Figure 5. Mfge8 mediates collagen uptake in vivo.

(A) Alveolar macrophages obtained by BAL 30 minutes after intratracheal injection of FITC-conjugated type I collagen were examined by fluorescence microscopy for collagen uptake (red arrow). Scale bar: 10 μm. (B) Mfge8^–/– alveolar macrophages had significantly impaired collagen uptake in vivo (*P = 0.009, Student’s t test; n = 6). (C) Frozen sections taken from lungs after intratracheal collagen injection were counterstained with DAPI, and the number of retained collagen particles divided by the total number of nuclei in each section was quantified. Scale bar: 10 μm. (D) Mfge8^–/– lungs retained significantly fewer collagen particles (*P = 0.047 using a Student’s t test, n = 4). Data are presented as mean ± SEM.

Figure 6. Mfge8^–/– fibroblasts do not have impaired collagen uptake.
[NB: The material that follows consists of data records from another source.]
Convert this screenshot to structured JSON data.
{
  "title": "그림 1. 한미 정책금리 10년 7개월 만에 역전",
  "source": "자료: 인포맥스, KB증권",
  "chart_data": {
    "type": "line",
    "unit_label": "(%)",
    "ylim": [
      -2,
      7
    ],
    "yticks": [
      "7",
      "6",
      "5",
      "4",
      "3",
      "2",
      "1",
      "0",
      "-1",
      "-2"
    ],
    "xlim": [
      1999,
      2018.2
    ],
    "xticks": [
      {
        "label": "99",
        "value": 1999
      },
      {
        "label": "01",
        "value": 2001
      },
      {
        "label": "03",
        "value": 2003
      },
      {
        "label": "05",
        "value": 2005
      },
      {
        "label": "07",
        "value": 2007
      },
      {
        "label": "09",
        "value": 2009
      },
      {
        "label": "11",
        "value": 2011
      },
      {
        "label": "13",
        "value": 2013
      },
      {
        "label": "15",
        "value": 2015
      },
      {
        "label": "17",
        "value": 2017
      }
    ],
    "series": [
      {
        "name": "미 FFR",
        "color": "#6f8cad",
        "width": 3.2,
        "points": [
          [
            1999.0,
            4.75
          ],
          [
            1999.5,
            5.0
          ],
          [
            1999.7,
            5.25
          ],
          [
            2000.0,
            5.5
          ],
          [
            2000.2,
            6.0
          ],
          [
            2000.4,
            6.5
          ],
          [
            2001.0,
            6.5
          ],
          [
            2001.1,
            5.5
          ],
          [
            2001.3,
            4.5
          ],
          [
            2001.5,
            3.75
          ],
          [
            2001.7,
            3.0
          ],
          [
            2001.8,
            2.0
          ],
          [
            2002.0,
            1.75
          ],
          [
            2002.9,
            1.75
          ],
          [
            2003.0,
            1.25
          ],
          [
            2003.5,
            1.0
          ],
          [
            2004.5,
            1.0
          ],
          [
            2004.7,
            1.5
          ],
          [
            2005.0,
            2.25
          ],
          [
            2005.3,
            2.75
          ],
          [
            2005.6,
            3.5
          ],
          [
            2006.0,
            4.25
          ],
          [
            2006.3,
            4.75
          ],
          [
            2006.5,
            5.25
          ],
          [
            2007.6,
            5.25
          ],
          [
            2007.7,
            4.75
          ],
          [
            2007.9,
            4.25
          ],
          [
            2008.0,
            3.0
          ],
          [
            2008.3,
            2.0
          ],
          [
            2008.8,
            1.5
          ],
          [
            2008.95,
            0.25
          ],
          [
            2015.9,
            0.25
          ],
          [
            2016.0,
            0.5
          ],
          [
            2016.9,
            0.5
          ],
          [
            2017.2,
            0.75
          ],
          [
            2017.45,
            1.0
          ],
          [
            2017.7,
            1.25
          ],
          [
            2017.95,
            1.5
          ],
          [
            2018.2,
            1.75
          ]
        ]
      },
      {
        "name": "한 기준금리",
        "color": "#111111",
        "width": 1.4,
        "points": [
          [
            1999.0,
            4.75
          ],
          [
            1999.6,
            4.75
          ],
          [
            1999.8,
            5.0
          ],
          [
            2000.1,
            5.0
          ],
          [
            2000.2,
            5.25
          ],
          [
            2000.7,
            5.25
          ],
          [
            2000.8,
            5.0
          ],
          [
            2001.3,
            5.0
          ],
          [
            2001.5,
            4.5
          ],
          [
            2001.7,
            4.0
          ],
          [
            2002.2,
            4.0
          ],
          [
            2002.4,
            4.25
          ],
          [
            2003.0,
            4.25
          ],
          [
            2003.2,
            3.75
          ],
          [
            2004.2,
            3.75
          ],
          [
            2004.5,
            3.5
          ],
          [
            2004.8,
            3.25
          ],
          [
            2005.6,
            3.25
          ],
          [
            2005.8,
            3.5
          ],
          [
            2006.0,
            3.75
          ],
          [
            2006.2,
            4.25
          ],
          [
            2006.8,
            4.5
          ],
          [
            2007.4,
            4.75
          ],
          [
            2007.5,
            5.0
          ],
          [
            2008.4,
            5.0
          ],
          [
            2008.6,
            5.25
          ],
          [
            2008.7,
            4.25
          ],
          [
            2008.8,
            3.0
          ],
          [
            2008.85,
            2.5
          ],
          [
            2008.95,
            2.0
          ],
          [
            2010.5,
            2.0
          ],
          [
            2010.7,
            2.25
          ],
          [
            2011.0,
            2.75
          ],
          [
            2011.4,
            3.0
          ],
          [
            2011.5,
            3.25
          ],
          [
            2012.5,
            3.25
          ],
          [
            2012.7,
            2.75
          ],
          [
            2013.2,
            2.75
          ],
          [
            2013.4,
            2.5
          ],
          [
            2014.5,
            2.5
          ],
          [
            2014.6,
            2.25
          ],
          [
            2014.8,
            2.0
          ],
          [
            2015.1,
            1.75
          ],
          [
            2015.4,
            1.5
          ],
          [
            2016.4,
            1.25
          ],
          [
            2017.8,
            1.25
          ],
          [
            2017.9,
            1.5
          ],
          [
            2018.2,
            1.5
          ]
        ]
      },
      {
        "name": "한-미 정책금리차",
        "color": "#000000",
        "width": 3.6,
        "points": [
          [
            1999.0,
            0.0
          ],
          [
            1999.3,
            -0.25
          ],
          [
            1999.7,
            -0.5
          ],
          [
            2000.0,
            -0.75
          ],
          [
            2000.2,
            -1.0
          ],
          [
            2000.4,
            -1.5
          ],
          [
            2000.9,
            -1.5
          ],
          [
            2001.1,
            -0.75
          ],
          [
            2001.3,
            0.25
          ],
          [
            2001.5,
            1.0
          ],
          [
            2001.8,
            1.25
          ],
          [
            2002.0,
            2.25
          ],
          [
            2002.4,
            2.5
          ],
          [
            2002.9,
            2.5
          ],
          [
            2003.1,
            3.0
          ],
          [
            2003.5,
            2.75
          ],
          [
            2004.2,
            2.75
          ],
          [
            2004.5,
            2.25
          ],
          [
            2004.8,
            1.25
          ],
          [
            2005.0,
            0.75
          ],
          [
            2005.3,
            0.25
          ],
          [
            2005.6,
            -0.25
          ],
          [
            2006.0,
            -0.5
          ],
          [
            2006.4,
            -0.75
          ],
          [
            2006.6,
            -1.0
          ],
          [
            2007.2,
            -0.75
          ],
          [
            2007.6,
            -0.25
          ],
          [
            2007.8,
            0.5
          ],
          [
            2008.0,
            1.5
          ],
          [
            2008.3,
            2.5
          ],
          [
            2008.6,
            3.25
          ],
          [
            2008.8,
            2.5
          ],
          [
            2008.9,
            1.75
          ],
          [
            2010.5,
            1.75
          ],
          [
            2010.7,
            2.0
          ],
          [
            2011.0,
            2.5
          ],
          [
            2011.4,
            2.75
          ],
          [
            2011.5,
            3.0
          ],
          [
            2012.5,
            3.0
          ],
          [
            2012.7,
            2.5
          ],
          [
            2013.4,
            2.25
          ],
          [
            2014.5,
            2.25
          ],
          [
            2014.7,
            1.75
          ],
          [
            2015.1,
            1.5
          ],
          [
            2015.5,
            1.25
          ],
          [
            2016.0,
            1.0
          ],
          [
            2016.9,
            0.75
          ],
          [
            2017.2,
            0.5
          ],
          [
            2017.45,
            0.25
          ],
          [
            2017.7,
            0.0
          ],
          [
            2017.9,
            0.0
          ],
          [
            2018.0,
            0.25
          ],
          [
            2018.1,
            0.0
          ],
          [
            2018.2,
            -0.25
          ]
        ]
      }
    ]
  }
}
(A and B) Primary lung fibroblasts from Mfge8^–/– and Mfge8^+/+ mice at passage 4 were incubated for 90 minutes with FITC-conjugated type l collagen, and unbound/uningested collagen was removed with multiple washes. Cells were then incubated with 50 μg/ml trypsin and 50 μg/ml proteinase K to remove membrane-bound collagen. Collagen in the membrane-bound portion (supernatant after enzymatic treatment) and intracellular portion (pellet remaining after enzymatic treatment) was quantified by a spectrofluorometer. There was no difference in membrane-bound (A) or intracellular (B) collagen with or without the addition of rMfge8 (13 μg/ml). Data are presented as mean ± SEM.

Figure 7. The first discoidin domain of Mfge8 is sufficient for collagen binding and uptake.

(A) Constructs containing full-length (Fl) Mfge8, Mfge8 lacking the terminal discoidin domain (Dd1), or both discoidin domains (Ndd) fused to a huFc domain were immobilized on a Biacore CM5 chip, and binding to increasing doses of collagen was evaluated. P/T represents a domain present in the long isoform of Mfge8 that is rich in proline and threonine. (B) Collagen bound full-length Mfge8 in a dose-dependent fashion with a K_d of 733 nM. (C) Flow plot demonstrating dose-dependent binding of collagen to immobilized full-length construct. Black line, 16 nM; filled squares, 31 nM; open diamonds, 63 nM; filled circles, 125 nM; open triangles, 250 nM; filled diamonds, 500 nM. (D) Flow plot demonstrating dose-dependent binding of collagen to immobilized Dd1 construct. (E) Flow plot demonstrating no binding of collagen to the Ndd construct. (F) The ability of constructs (13 μg/ml) to rescue the defect in alveolar macrophage collagen uptake was evaluated in vitro. Dd1 construct rescued Mfge8^–/– alveolar macrophage collagen uptake, while the Ndd construct had no significant effect (*P = 0.01, 1-way ANOVA with Bonferroni t test; n = 3–4). Data are presented as mean ± SEM.